Built-in I/O Transforms

Apache Iceberg I/O connector

The Beam SDKs include built-in transforms that can read data from and write data to Apache Iceberg tables.

To use IcebergIO, add the Maven artifact dependency to your pom.xml file.

<dependency>
  <groupId>org.apache.beam</groupId>
  <artifactId>beam-sdks-java-io-iceberg</artifactId>
  <version>2.72.0</version>
</dependency>

To use IcebergIO, install the Beam SQL Shell and run the following command:

./beam-sql.sh --io iceberg

To use IcebergIO with Beam YAML, install the yaml extra:

pip install apache_beam[yaml]

If you’re new to Iceberg, check out the basics section under the guide.

Additional resources:

Quickstart with Public Datasets

We can jump straight into reading some high-quality public datasets served via Iceberg’s REST Catalog. These datasets are hosted on Google Cloud’s BigLake and are available to read by anyone, making it a good resource to experiment with.

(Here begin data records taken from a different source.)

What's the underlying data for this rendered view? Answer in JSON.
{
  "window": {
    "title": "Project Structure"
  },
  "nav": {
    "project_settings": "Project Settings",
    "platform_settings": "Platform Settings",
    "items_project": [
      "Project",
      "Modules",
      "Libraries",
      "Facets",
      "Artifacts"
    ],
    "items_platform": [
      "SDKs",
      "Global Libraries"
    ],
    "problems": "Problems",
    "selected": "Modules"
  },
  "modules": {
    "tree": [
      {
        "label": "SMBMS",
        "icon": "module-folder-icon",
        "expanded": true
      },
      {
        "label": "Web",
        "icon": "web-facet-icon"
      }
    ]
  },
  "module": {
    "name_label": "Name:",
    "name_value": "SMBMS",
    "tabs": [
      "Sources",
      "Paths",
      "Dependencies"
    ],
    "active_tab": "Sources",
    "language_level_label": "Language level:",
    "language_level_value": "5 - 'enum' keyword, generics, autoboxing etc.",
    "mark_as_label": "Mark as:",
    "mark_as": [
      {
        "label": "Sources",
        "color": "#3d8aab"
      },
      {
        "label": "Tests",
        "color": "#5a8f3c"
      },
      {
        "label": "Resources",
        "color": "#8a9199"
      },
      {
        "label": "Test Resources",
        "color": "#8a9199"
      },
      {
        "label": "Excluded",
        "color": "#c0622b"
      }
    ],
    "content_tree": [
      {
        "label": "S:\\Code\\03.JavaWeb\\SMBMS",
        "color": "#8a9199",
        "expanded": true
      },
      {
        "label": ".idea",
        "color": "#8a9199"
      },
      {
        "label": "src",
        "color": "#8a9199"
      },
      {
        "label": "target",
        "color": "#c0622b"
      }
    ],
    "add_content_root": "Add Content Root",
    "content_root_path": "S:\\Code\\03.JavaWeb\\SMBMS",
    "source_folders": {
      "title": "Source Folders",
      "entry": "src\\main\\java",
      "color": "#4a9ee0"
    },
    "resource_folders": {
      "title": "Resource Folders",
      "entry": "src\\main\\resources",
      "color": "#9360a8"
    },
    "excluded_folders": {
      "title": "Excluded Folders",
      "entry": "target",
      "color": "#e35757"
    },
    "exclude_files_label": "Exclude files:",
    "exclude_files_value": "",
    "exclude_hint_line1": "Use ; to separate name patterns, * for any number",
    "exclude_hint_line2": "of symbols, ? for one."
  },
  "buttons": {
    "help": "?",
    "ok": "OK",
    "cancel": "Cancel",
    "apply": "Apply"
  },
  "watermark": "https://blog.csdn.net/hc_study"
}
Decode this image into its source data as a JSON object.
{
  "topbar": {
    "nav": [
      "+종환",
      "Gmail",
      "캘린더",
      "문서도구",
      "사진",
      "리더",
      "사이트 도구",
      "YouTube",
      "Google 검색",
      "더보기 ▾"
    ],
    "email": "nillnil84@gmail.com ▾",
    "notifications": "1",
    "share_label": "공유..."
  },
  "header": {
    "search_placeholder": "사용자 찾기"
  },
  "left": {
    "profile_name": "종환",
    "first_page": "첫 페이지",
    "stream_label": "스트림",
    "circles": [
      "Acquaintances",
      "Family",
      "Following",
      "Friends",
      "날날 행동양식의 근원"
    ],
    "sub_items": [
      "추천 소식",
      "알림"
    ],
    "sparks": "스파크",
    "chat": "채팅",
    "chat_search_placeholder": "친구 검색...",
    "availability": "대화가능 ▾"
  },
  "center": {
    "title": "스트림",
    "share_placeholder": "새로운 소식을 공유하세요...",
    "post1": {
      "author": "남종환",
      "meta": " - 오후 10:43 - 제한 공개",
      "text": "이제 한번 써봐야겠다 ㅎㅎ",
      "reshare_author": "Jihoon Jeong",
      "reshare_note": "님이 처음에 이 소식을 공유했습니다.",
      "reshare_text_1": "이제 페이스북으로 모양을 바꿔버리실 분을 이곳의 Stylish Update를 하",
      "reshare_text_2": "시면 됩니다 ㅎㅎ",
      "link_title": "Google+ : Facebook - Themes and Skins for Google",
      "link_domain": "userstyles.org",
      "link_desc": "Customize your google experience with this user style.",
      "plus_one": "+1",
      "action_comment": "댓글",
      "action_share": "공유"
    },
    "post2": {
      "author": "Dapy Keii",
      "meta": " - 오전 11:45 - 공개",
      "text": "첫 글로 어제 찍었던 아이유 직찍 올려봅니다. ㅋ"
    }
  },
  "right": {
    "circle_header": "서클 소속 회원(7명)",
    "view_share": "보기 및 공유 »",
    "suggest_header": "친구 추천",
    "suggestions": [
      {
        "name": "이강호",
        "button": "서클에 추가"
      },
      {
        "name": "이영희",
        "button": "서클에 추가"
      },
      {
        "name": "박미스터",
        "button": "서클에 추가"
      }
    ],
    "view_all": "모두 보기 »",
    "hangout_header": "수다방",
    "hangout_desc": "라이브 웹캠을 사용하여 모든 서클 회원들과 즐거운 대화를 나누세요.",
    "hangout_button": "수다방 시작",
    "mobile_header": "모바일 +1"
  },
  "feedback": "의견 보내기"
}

There are some prerequisites to using the BigLake Catalog:

When you’ve met those prerequisites, start by setting up your catalog:

  CREATE CATALOG my_catalog TYPE 'iceberg'
  PROPERTIES (
    'type' = 'rest',
    'uri' = 'https://biglake.googleapis.com/iceberg/v1/restcatalog',
    'warehouse' = 'gs://biglake-public-nyc-taxi-iceberg',
    'header.x-goog-user-project' = '$PROJECT_ID',
    'rest.auth.type' = 'google',
    'io-impl' = 'org.apache.iceberg.gcp.gcs.GCSFileIO',
    'header.X-Iceberg-Access-Delegation' = 'vended-credentials'
  );
  
  Map<String, String> catalogProps =
      ImmutableMap.of(
          "type", "rest",
          "uri", "https://biglake.googleapis.com/iceberg/v1/restcatalog",
          "warehouse", "gs://biglake-public-nyc-taxi-iceberg",
          "header.x-goog-user-project", PROJECT_ID,
          "rest.auth.type", "google",
          "io-impl", "org.apache.iceberg.gcp.gcs.GCSFileIO",
          "header.X-Iceberg-Access-Delegation", "vended-credentials");
  
  biglake_catalog_props = {
      'type': 'rest',
      'uri': 'https://biglake.googleapis.com/iceberg/v1/restcatalog',
      'warehouse': 'gs://biglake-public-nyc-taxi-iceberg',
      'header.x-goog-user-project': PROJECT_ID,
      'rest.auth.type': 'google',
      'io-impl': 'org.apache.iceberg.gcp.gcs.GCSFileIO',
      'header.X-Iceberg-Access-Delegation': 'vended-credentials'
  }
catalog_props: &catalog_props
  type: "rest"
  uri: "https://biglake.googleapis.com/iceberg/v1/restcatalog"
  warehouse: "gs://biglake-public-nyc-taxi-iceberg"
  header.x-goog-user-project: *PROJECT_ID
  rest.auth.type: "google"
  io-impl: "org.apache.iceberg.gcp.gcs.GCSFileIO"
  header.X-Iceberg-Access-Delegation: "vended-credentials"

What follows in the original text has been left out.